Do these numbers put either of these places at capacity?  No. But it doesn't help.

"We accept animal regardless of our space.  Having an intake of 15 dogs in a matter of two days is quite large and does put a burden on our capacity," said Stephenson.

It's not just the Independence Day holiday or the fireworks that have family pets showing up at shelters.  Owners are also giving up their pets. Of the seven dogs that showed up at the shelter in Kenton County on Saturday, five of them were given up by their owners.

"Holidays, people worry about relatives coming over, friends coming over, and 'What am I going to do with the dog?'  It may sound silly, but we've actually seen it to be true," Evans told FOX19.

People have been at these shelters looking for their pets already.  For those who don't, there's just one hope.

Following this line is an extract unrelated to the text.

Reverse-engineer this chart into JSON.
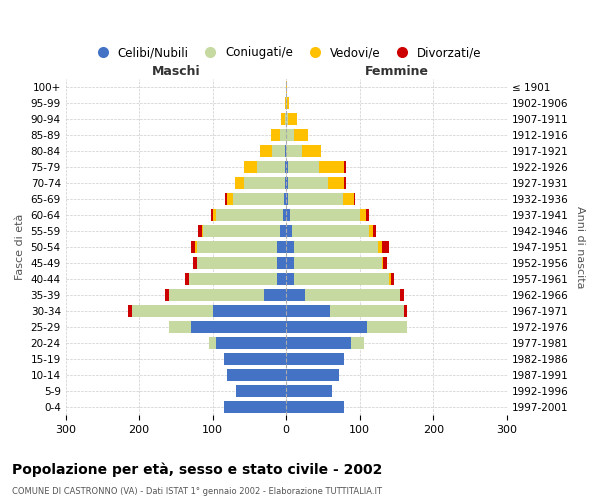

"Our hope is that we can either find the owners that are missing them, or find them new families that will care for them for their lifetime," said Stephenson.

If your dog is missing, call your local shelter immediately.

Laws vary from state to state about how long a shelter must hold your animal before putting it up for adoption. In Butler County, Stephenson says stray dogs not wearing a current county license need to be claimed within 72 hours before the animal's ownership becomes that of the humane society's.

With a current county license, Ohio law requires the dog be held for 14 days before transferring ownership to the shelter and being put up for adoption, according to Stephenson.
In Kentucky, and Kenton County, Evans says there is a 5 day holding period before ownership is transferred to the shelter, and the animal is put up for adoption.  Evans says he expects to extend the deadline to claim your missing animal until Monday, July 14.
Eventually, depending on a number of factors like health and the animal's demeanor, it could be euthanized.